Am Schluss waren sich alle in der Einschätzung einig: ein Bilderbuch-Landmarkt, wie dieser schöner nicht hätte sein können. Ja, dieser Landmarkt war ein Erfolg der ganz besonderen Art. Die Sonne strahlte bereits, als die vielen Ehrengäste mit Marktgräfin Sophie Wilhelm an der Spitze die ersten Besucher willkommen hießen. Nicht anders Verbandsbürgermeister Thomas Peifer und Kreisbeigeordneter Christof Reichert, die hervorhoben, dass hinter alle dem viel ehrenamtliches Engagement stehe. Dass dieses Großereignis auf der Sickingerhöhe schon dadurch belohnt werde, dass Petrus diesmal Einsehen mit allen Feiernden habe, ist fast schon überflüssig zu erwähnen.

Neben diesen optimalen Randerscheinungen, die aber doch als beeinflussender Faktor für einen solchen Landmarkt entscheidend sind, hatten die vielen Helfer aus den Vereinen alle Vorkehrungen getroffen. „Das ging alles ratzfatz“, sagte Hanno Strufe vom Schützenverein, der mit dem typischen Feiertagsgericht Rindfleisch und Meerrettich die Besucher lockte und damit einen Volltreffer landete. Jedenfalls war eine Stunde nach Mittagszeit bereits nichts mehr zu bekommen.



Schlangestehen war meistens angesagt, gleich ob beim Stand der Herschberger Narren, wo die vielen Flammkuchen ihre Duftnote hinterließen, oder den Obst- und Gartenbaufreunden, wo ein radgroßer Schwenker sich dauernd hin und her bewegte, damit die Steaks perfekt zubereitet allen mundeten. Selbst das Kuchenbuffet der Landfrauen wurde schon früh eröffnet, denn die Riesenauswahl an handgemachten Kuchen, Böden und Torten war für viele Marktbesucher eine ganz besondere Verlockung. „Mensch, könnte ich nicht auch noch das Rezept für die Torte von euch bekommen“, war nicht selten zu hören, und die vielen Helferinnen gelobten augenzwinkernd, das in zwei Jahren vielleicht als zusätzlichen Service anzubieten.

Aber nicht allein der „Gaumenfahrplan“ war beim Landmarkt stimmig. 40 weitere Marktbeschicker fanden auf der mehr als 500 Meter langen Marktmeile einen Standort und ließen echtes Marktflair aufkommen.

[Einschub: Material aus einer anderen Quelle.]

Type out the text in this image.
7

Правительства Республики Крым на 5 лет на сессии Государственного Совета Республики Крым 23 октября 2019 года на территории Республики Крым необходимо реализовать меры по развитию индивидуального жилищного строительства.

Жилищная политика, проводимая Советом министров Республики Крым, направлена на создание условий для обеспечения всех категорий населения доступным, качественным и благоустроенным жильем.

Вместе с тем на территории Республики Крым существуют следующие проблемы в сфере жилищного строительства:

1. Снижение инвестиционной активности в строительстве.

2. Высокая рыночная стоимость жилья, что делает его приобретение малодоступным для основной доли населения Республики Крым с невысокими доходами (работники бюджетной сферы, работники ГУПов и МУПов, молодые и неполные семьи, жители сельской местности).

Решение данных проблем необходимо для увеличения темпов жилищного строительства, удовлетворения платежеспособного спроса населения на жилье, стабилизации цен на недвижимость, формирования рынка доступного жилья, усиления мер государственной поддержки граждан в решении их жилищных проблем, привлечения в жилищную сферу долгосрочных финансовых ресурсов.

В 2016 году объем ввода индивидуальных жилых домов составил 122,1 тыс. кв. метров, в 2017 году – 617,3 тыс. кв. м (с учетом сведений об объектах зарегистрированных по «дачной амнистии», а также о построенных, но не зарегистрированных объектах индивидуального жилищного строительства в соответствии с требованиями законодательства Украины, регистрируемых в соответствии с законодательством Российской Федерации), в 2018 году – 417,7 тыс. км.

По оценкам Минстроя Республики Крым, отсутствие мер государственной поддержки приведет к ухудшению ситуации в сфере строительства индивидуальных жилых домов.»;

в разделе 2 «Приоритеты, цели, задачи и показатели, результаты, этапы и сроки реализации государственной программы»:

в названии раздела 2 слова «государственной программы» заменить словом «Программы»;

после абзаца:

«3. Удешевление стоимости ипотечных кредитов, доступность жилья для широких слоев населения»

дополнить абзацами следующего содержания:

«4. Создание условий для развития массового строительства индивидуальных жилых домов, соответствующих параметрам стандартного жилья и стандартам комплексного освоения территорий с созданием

Aus dem nordwestlichen Zipfel von Rheinland-Pfalz kam Korbmacher Peter Bur angereist, demonstrierte nicht allein die nur noch wenig verbreitete Kunst des Korbflechtens und verbuchte einen guten Absatz.

Bei Kartoffelbauer Klaus Bößhar war es ähnlich. Nur, dass dort eine wahre orangefarbene Kürbisflut die großen und kleinen Besucher lockte. Alle Hände voll zu tun hatten dort zudem die Erzieherinnen des örtlichen Kindergartens, weil sie viele Kinderherzen beim Gesichterschminken oder dem Kürbisbemalen höher schlagen ließen.

Auch musikalisch war einiges geboten. Die Blasmusikanten aus Bann sorgten für einen schmissigen Auftakt und vom frühen Nachmittag bis zum Abend hin wusste das neunköpfige Bläserensemble von den Moosalbtalmusikanten mit seinem Auftritt für Furore zu sorgen.